CVE-2024-9201
Improper Neutralization of Special Elements used in an SQL Command ('SQL Injection') (CWE-89)
Summary
The SEUR plugin, in its versions prior to 2.5.11, is vulnerable to time-based SQL injection through the use of the 'id_order' parameter of the '/modules/seur/ajax/saveCodFee.php' endpoint. This vulnerability allows for potential unauthorized access to sensitive data, manipulation of database contents, and possible execution of arbitrary commands on the database server. In severe cases, it could lead to complete system compromise.
Impact
This vulnerability has a high severity with a CVSS v3.1 base score of 9.8 out of 10. The impact on confidentiality, integrity, and availability is high. An attacker can exploit this vulnerability remotely over the network without requiring any privileges or user interaction. Potential impacts include: 1. Unauthorized access to sensitive data stored in the database 2. Manipulation or corruption of database contents 3. Possible execution of arbitrary commands on the database server 4. In severe cases, complete system compromise The vulnerability affects the SEUR plugin for PrestaShop, which could potentially impact e-commerce operations if exploited.
Exploitation
There is no evidence that a public proof-of-concept exists. There is no evidence of proof of exploitation at the moment.
Patch
A patch is available. The vulnerability has been addressed in version 2.5.11 of the SEUR plugin.

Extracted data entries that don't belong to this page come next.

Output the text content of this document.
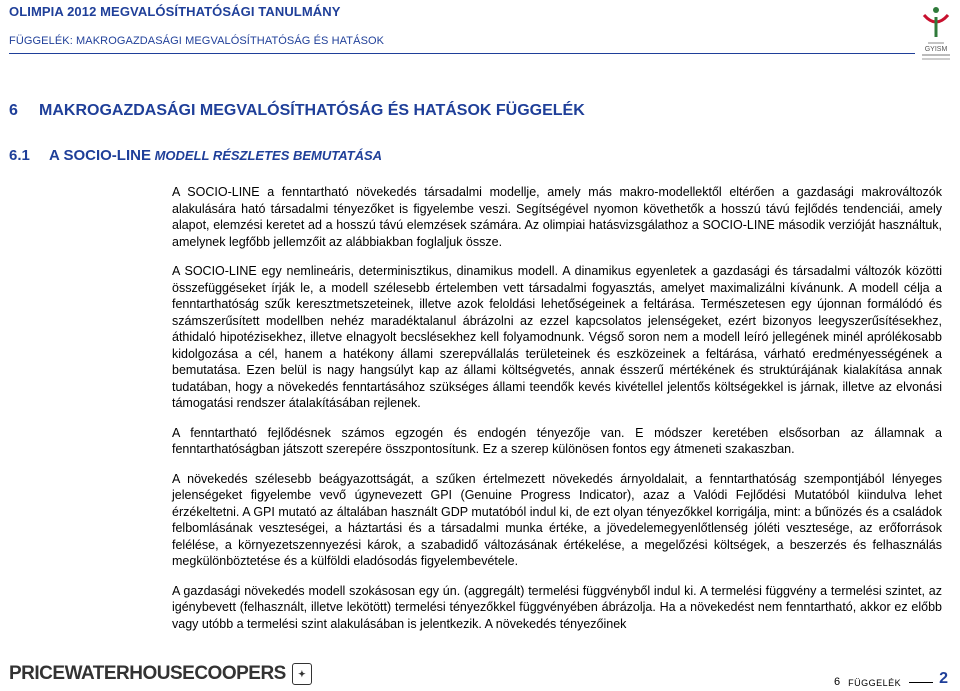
OLIMPIA 2012 MEGVALÓSÍTHATÓSÁGI TANULMÁNY
FÜGGELÉK: MAKROGAZDASÁGI MEGVALÓSÍTHATÓSÁG ÉS HATÁSOK
GYISM
6 MAKROGAZDASÁGI MEGVALÓSÍTHATÓSÁG ÉS HATÁSOK FÜGGELÉK
6.1 A SOCIO-LINE MODELL RÉSZLETES BEMUTATÁSA

A SOCIO-LINE a fenntartható növekedés társadalmi modellje, amely más makro-modellektől eltérően a gazdasági makrováltozók alakulására ható társadalmi tényezőket is figyelembe veszi. Segítségével nyomon követhetők a hosszú távú fejlődés tendenciái, amely alapot, elemzési keretet ad a hosszú távú elemzések számára. Az olimpiai hatásvizsgálathoz a SOCIO-LINE második verzióját használtuk, amelynek legfőbb jellemzőit az alábbiakban foglaljuk össze.

A SOCIO-LINE egy nemlineáris, determinisztikus, dinamikus modell. A dinamikus egyenletek a gazdasági és társadalmi változók közötti összefüggéseket írják le, a modell szélesebb értelemben vett társadalmi fogyasztás, amelyet maximalizálni kívánunk. A modell célja a fenntarthatóság szűk keresztmetszeteinek, illetve azok feloldási lehetőségeinek a feltárása. Természetesen egy újonnan formálódó és számszerűsített modellben nehéz maradéktalanul ábrázolni az ezzel kapcsolatos jelenségeket, ezért bizonyos leegyszerűsítésekhez, áthidaló hipotézisekhez, illetve elnagyolt becslésekhez kell folyamodnunk. Végső soron nem a modell leíró jellegének minél aprólékosabb kidolgozása a cél, hanem a hatékony állami szerepvállalás területeinek és eszközeinek a feltárása, várható eredményességének a bemutatása. Ezen belül is nagy hangsúlyt kap az állami költségvetés, annak ésszerű mértékének és struktúrájának kialakítása annak tudatában, hogy a növekedés fenntartásához szükséges állami teendők kevés kivétellel jelentős költségekkel is járnak, illetve az elvonási támogatási rendszer átalakításában rejlenek.

A fenntartható fejlődésnek számos egzogén és endogén tényezője van. E módszer keretében elsősorban az államnak a fenntarthatóságban játszott szerepére összpontosítunk. Ez a szerep különösen fontos egy átmeneti szakaszban.

A növekedés szélesebb beágyazottságát, a szűken értelmezett növekedés árnyoldalait, a fenntarthatóság szempontjából lényeges jelenségeket figyelembe vevő úgynevezett GPI (Genuine Progress Indicator), azaz a Valódi Fejlődési Mutatóból kiindulva lehet érzékeltetni. A GPI mutató az általában használt GDP mutatóból indul ki, de ezt olyan tényezőkkel korrigálja, mint: a bűnözés és a családok felbomlásának veszteségei, a háztartási és a társadalmi munka értéke, a jövedelemegyenlőtlenség jóléti vesztesége, az erőforrások felélése, a környezetszennyezési károk, a szabadidő változásának értékelése, a megelőzési költségek, a beszerzés és felhasználás megkülönböztetése és a külföldi eladósodás figyelembevétele.

A gazdasági növekedés modell szokásosan egy ún. (aggregált) termelési függvényből indul ki. A termelési függvény a termelési szintet, az igénybevett (felhasznált, illetve lekötött) termelési tényezőkkel függvényében ábrázolja. Ha a növekedést nem fenntartható, akkor ez előbb vagy utóbb a termelési szint alakulásában is jelentkezik. A növekedés tényezőinek

PRICEWATERHOUSECOOPERS	✦
6 FÜGGELÉK 2
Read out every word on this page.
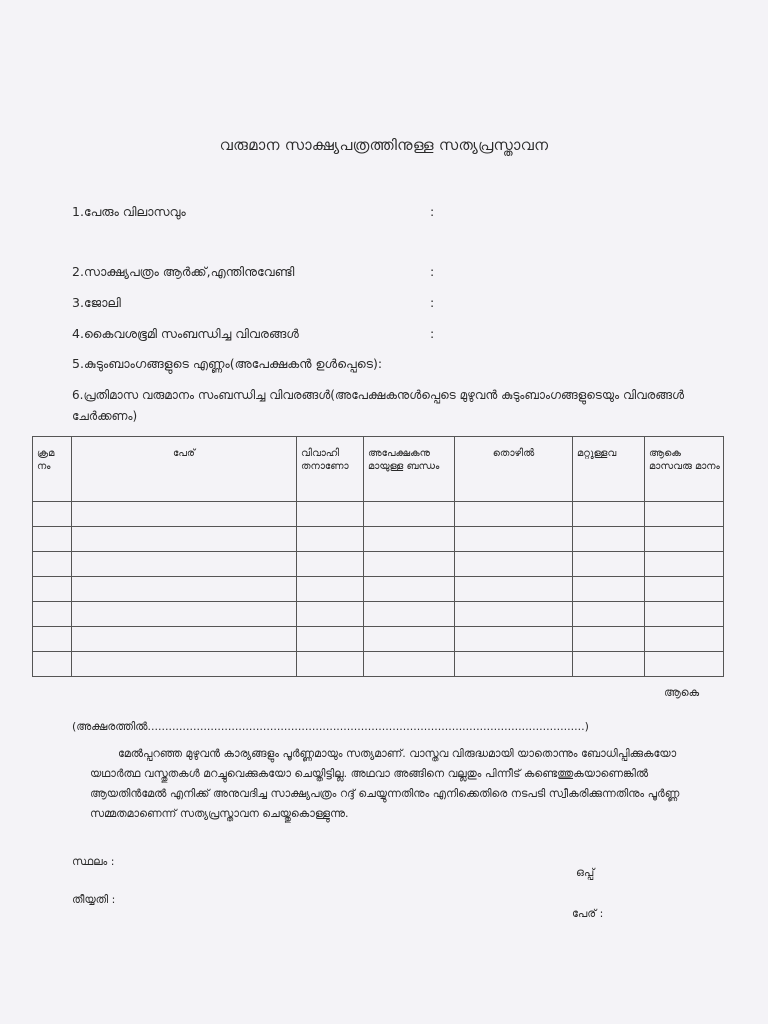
വരുമാന സാക്ഷ്യപത്രത്തിനുള്ള സത്യപ്രസ്താവന
1.പേരും വിലാസവും	:
2.സാക്ഷ്യപത്രം ആർക്ക്,എന്തിനുവേണ്ടി	:
3.ജോലി	:
4.കൈവശഭൂമി സംബന്ധിച്ച വിവരങ്ങൾ	:
5.കുടുംബാംഗങ്ങളുടെ എണ്ണം(അപേക്ഷകൻ ഉൾപ്പെടെ):
6.പ്രതിമാസ വരുമാനം സംബന്ധിച്ച വിവരങ്ങൾ(അപേക്ഷകനുൾപ്പെടെ മുഴുവൻ കുടുംബാംഗങ്ങളുടെയും വിവരങ്ങൾ ചേർക്കണം)
ക്രമ നം	പേര്	വിവാഹി തനാണോ	അപേക്ഷകനു മായുള്ള ബന്ധം	തൊഴിൽ	മറ്റുള്ളവ	ആകെ മാസവരു മാനം

ആകെ
(അക്ഷരത്തിൽ.............................................................................................................................)
മേൽപ്പറഞ്ഞ മുഴുവൻ കാര്യങ്ങളും പൂർണ്ണമായും സത്യമാണ്. വാസ്തവ വിരുദ്ധമായി യാതൊന്നും ബോധിപ്പിക്കുകയോ യഥാർത്ഥ വസ്തുതകൾ മറച്ചുവെക്കുകയോ ചെയ്തിട്ടില്ല. അഥവാ അങ്ങിനെ വല്ലതും പിന്നീട് കണ്ടെത്തുകയാണെങ്കിൽ ആയതിൻമേൽ എനിക്ക് അനുവദിച്ച സാക്ഷ്യപത്രം റദ്ദ് ചെയ്യുന്നതിനും എനിക്കെതിരെ നടപടി സ്വീകരിക്കുന്നതിനും പൂർണ്ണ സമ്മതമാണെന്ന് സത്യപ്രസ്താവന ചെയ്തുകൊള്ളുന്നു.
സ്ഥലം :
ഒപ്പ്
തീയ്യതി :
പേര് :
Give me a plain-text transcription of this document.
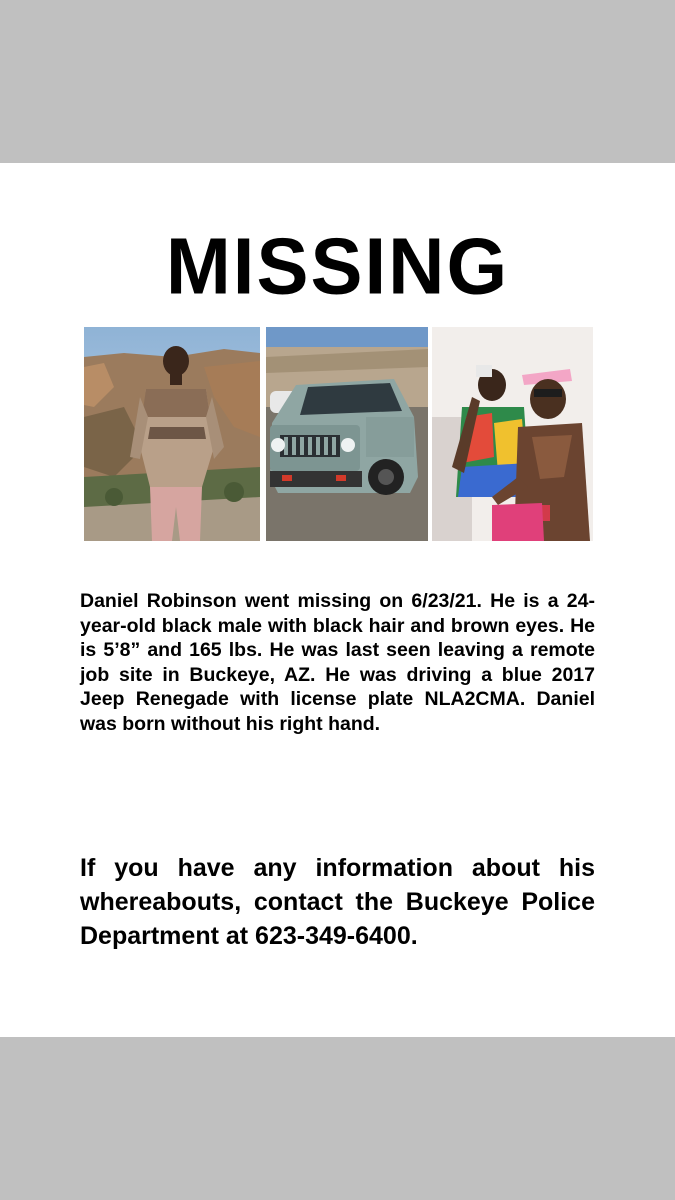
MISSING

Daniel Robinson went missing on 6/23/21. He is a 24-year-old black male with black hair and brown eyes. He is 5’8” and 165 lbs. He was last seen leaving a remote job site in Buckeye, AZ. He was driving a blue 2017 Jeep Renegade with license plate NLA2CMA. Daniel was born without his right hand.

If you have any information about his whereabouts, contact the Buckeye Police Department at 623-349-6400.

Users should update to this version or later to mitigate the risk.
Mitigation
1. Update the SEUR plugin to version 2.5.11 or later immediately. 2. If immediate updating is not possible, consider temporarily disabling the SEUR plugin until the update can be applied. 3. Implement input validation and parameterized queries for the affected endpoint to prevent SQL injection attacks. 4. Use the principle of least privilege for database accounts used by the application. 5. Regularly monitor and audit database activities for any suspicious queries or unauthorized access attempts. 6. Implement a Web Application Firewall (WAF) to help detect and block SQL injection attempts. 7. Conduct a thorough security review of other parts of the application to identify and address any similar vulnerabilities.
CVSS:3.1/AV:N/AC:L/PR:N/UI:N/S:U/C:H/I:H/A:H
Timeline
NVD published the first details for CVE-2024-9201
A CVSS base score of 9.4 has been assigned.
Feedly found the first article mentioning CVE-2024-9201. See article
Feedly estimated the CVSS score as HIGH
EPSS Score was set to: 0.04% (Percentile: 9.7%)
A CVSS base score of 9.8 has been assigned.